Lebih jauh, ia mengungkapkan bahwa vonis ini seharusnya dijadikan sebagai acuan dalam penyelesaian proses etik di internal Polri, terutama menyangkut status pemberhentian tidak dengan hormat (PTDH) terhadap Satria Nanda yang masih dalam tahap banding di Mabes Polri.

"Keputusan ini harus menjadi pedoman di internal kepolisian, khususnya dalam konteks respons terhadap mekanisme PTDH,"
ujar Anam.

Meskipun putusan tersebut belum berkekuatan hukum tetap karena masih bisa diajukan kasasi, Anam menilai bahwa perubahan hukuman menjadi pidana mati menunjukkan adanya pelanggaran hukum yang sangat berat.

"Yang terpenting ya, dalam konteks keputusan ini, dari hukuman seumur hidup menjadi hukuman mati itu secara faktual terdapat kejahatan di situ,"
lanjutnya.

Dengan fakta tersebut, Anam mendesak agar institusi kepolisian segera menindaklanjuti dengan mempercepat proses pemberhentian secara tidak hormat terhadap Satria Nanda.

"Oleh karenanya, mekanisme internal kepolisian harus segera merespons fakta tersebut dengan apa? ya jika mekanisme PTDH-nya belum final karena banding, segera ada putusan banding juga,"
tegasnya.

Ia menyebut bahwa keputusan pemecatan tersebut seharusnya tidak lagi ditunda, karena sudah ada fakta hukum yang memperkuat adanya pelanggaran berat.

"Itu yang penting karena itu (putusan, red) sinyal kuat atas fakta kejahatan,"
kata Anam.

Vonis Mati Diputuskan oleh Pengadilan Tinggi Kepri

Sebelumnya, Pengadilan Tinggi Kepulauan Riau menyatakan perubahan atas vonis Pengadilan Negeri Batam terhadap Kompol Satria Nanda.

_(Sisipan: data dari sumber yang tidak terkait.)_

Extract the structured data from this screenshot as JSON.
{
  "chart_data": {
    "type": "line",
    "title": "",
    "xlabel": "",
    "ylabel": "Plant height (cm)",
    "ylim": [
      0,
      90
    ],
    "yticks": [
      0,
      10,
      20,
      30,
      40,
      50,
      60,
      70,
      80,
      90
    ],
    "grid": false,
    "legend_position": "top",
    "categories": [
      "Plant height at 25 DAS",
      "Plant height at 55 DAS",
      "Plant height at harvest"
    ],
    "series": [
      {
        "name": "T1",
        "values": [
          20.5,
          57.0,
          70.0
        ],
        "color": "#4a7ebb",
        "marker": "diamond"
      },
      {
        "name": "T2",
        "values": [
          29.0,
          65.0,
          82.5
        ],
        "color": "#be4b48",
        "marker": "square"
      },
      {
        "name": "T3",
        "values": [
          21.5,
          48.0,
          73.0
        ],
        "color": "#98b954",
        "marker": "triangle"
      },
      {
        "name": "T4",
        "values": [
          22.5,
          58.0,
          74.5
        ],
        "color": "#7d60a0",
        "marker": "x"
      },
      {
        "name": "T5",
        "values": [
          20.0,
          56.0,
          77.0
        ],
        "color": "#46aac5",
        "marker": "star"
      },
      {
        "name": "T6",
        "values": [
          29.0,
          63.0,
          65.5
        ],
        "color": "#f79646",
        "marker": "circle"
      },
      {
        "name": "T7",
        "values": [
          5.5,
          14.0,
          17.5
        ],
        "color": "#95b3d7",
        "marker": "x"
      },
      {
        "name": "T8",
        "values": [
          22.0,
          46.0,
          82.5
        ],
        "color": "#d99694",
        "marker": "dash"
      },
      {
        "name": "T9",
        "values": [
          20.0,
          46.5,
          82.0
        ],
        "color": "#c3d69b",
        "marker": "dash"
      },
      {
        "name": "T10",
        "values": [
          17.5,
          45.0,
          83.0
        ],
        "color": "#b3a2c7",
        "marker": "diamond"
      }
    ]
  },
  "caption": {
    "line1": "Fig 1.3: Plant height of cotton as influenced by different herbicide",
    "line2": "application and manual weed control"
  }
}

Vonis awal berupa hukuman seumur hidup kini dinaikkan menjadi hukuman mati, sebagaimana dibacakan oleh majelis hakim banding dalam sidang yang berlangsung di Tanjungpinang pada Selasa (5-8-2025).

Majelis hakim banding tersebut dipimpin oleh Ahmad Shalihin, dengan dua hakim anggota yakni Bagus Irawan dan Priyanto.

Alasan pemberatan vonis ini berkaitan dengan posisi Satria Nanda sebagai pimpinan satuan. Ia seharusnya menggunakan kewenangannya untuk mencegah penyimpangan dalam penanganan barang bukti narkotika—bukan justru diduga terlibat dalam praktik penyisihan sabu yang menyeret sembilan mantan anggotanya di Satresnarkoba Polresta Barelang.

Hingga vonis dibacakan pada 4 Juni 2025, Satria Nanda masih tercatat sebagai anggota aktif kepolisian. Hal ini karena putusan etik yang menjatuhkan sanksi PTDH terhadap dirinya masih dalam proses banding di Mabes Polri. Sementara itu, sembilan anggotanya yang turut terlibat, termasuk Shigit Sarwo Edhi, sudah berstatus sebagai mantan anggota Polri atau pecatan.